A script for converting basic timelogs to the formats for timetracking import.

Initially for Pomodoro Prompt to Harvest and Business Tracker

Pmodoro Prompt is extremely simplistic, and only has a description field and automatically saves the date. The time unit for each entry is half an hour.

Installation

mkdir -p ~/Projects/agaric/python                                                                              
git clone git@gitlab.com:agaric/python/parse-timelogs-for-upload.git
cd parse-timelogs-for-upload
python3 -m pip install --user -r requirements.txt

Usage

python3 pomodoro_to_harvest.py

Background notes

To import into a timetracking system of any sophistication, we need to parse our description and

Harvest allows CSV import, with a bunch of annoying fields.

If project doesn't exist it will create a new project.

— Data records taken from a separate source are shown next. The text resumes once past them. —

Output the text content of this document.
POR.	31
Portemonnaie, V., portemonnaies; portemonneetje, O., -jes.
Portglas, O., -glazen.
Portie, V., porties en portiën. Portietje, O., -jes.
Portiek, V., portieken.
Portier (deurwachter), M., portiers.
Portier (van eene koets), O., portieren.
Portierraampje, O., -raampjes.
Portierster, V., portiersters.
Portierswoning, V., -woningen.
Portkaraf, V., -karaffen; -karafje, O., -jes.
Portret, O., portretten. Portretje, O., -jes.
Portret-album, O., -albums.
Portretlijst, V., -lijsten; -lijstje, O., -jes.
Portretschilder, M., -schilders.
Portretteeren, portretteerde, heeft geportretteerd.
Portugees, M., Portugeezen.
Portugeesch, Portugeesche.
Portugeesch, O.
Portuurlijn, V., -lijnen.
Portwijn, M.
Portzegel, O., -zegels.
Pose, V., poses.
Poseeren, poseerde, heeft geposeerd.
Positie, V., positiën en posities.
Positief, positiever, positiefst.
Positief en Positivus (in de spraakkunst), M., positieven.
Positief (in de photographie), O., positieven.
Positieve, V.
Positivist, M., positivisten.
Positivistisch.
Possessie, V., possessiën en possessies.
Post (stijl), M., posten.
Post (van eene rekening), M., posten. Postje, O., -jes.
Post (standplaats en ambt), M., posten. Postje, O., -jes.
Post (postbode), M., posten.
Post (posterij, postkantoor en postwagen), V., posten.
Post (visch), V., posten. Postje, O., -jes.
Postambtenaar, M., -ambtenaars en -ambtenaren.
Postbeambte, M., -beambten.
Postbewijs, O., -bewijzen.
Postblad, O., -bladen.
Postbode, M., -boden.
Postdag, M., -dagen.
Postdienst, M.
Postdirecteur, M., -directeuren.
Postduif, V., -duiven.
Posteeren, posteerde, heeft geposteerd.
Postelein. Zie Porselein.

Learning from this script and continuing development

Rather than having to type out all 40 plus lines of data processing, you can also run the whole script in the interactive shell and play with it:

After typing python3 to get the interactive Python shell in this directory, you can do this line:

exec(open('pomodoro_to_harvest.py').read())

And now you can interact with the resulting timelog DataFrame:

timelog.query("time>30").loc[:100,["description","time","orig_desc"]].tail(50)

Or the slightly more processed tl DataFrame, for example to get the hours worked per project:

tl.groupby("project").agg({"time": "sum"})["time"]/60

And yeah you can just sort of tack on the column you want to mess with and do an operation like that!